If Von Mises is right, it would suggest the world is now so loaded up with debt and credit that additional efforts to stimulate it won’t work. The whole thing has just gone too far.

But if the prophecy holds, that means something else, too: “A final and total catastrophe of the currency system involved.”

The way you get a “final and total catastrophe of the currency system” is for central banks to fall into a state of panic. If their first round of rate cuts and stimulus fails, they try a bigger round. And then a bigger one. And then a bigger one.

Then they start proposing ever crazier measures, like buying stocks directly and pumping trillions into the bond market, and so forth. As they do all of this, investors realize in horror that the panicked bankers are flooding the system with more fiat currency than anyone could ever want or spend.

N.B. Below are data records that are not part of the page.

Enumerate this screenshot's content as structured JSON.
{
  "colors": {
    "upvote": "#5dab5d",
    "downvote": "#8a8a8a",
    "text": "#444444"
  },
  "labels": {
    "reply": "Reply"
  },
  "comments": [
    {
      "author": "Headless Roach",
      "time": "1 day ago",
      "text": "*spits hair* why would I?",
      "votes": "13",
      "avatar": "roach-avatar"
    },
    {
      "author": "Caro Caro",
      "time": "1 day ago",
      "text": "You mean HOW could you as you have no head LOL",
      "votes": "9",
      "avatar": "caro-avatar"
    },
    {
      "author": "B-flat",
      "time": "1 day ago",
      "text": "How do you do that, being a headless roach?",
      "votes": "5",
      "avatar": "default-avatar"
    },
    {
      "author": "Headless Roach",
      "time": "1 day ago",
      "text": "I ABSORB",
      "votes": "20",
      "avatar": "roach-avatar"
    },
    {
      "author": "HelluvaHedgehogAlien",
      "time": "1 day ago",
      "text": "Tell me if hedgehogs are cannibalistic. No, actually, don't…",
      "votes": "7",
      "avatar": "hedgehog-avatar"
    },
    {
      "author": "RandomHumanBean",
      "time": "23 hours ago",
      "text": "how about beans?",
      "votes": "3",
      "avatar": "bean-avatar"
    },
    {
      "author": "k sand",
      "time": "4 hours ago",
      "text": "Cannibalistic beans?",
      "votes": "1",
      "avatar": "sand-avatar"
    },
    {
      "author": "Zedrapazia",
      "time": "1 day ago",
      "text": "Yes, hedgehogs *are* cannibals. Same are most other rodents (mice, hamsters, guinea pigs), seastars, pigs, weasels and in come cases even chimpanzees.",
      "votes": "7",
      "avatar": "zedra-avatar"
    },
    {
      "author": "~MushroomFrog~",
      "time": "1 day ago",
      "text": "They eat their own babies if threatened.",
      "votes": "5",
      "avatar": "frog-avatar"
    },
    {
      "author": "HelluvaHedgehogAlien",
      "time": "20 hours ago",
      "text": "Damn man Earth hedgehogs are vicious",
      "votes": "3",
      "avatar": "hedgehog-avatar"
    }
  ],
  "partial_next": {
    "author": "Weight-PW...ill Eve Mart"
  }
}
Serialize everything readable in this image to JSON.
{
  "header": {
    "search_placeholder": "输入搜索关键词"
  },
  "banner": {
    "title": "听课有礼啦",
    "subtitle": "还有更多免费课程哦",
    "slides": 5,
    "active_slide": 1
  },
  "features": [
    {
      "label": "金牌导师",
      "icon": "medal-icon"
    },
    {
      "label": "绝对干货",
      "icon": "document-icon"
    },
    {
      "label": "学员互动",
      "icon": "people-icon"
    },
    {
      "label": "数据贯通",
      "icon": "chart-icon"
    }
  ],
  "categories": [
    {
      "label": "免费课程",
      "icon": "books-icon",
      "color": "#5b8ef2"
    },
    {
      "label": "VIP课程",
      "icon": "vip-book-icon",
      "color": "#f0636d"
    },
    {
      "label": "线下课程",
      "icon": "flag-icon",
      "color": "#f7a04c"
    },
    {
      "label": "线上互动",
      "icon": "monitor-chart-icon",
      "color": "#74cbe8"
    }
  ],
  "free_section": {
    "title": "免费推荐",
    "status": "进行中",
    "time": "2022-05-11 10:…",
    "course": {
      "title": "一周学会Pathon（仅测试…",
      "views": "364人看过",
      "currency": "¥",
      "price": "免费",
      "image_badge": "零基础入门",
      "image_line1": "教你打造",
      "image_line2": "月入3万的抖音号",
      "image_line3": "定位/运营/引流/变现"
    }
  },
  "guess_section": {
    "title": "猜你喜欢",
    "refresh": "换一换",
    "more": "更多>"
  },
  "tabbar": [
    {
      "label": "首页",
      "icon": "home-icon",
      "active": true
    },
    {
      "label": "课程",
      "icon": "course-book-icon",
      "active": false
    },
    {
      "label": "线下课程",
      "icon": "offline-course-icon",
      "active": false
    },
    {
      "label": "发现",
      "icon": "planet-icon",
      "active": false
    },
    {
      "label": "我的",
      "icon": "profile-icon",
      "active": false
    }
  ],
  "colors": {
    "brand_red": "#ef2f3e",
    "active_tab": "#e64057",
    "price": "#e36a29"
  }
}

At this point, faith in the currency starts to disappear — and then, as Von Mises described in 1949, you get the “final and total catastrophe of the currency system involved.”

It may be the world was already on this path. Von Mises certainly expected as much. That is why he wrote with such authoritative tones in 1949.

If you try to facilitate an endless expansion driven by credit, you either collapse the economy or collapse the currency in the end — and the second always gets sacrificed in a Hail Mary effort to save the first.

It might further hold that the coronavirus is accelerating the end game. Central bankers are panicking now in the face of a coronavirus demand shock — and Wall Street’s early reaction is telling us it isn’t working.

The next stage may be a loss of faith in fiat currencies — a kind of central-bank-inflicted forex sickness — as ever-crazier stimulus measures are tried.

If this is indeed the path of things, gold, gold stocks, and Bitcoin will all head into the stratosphere.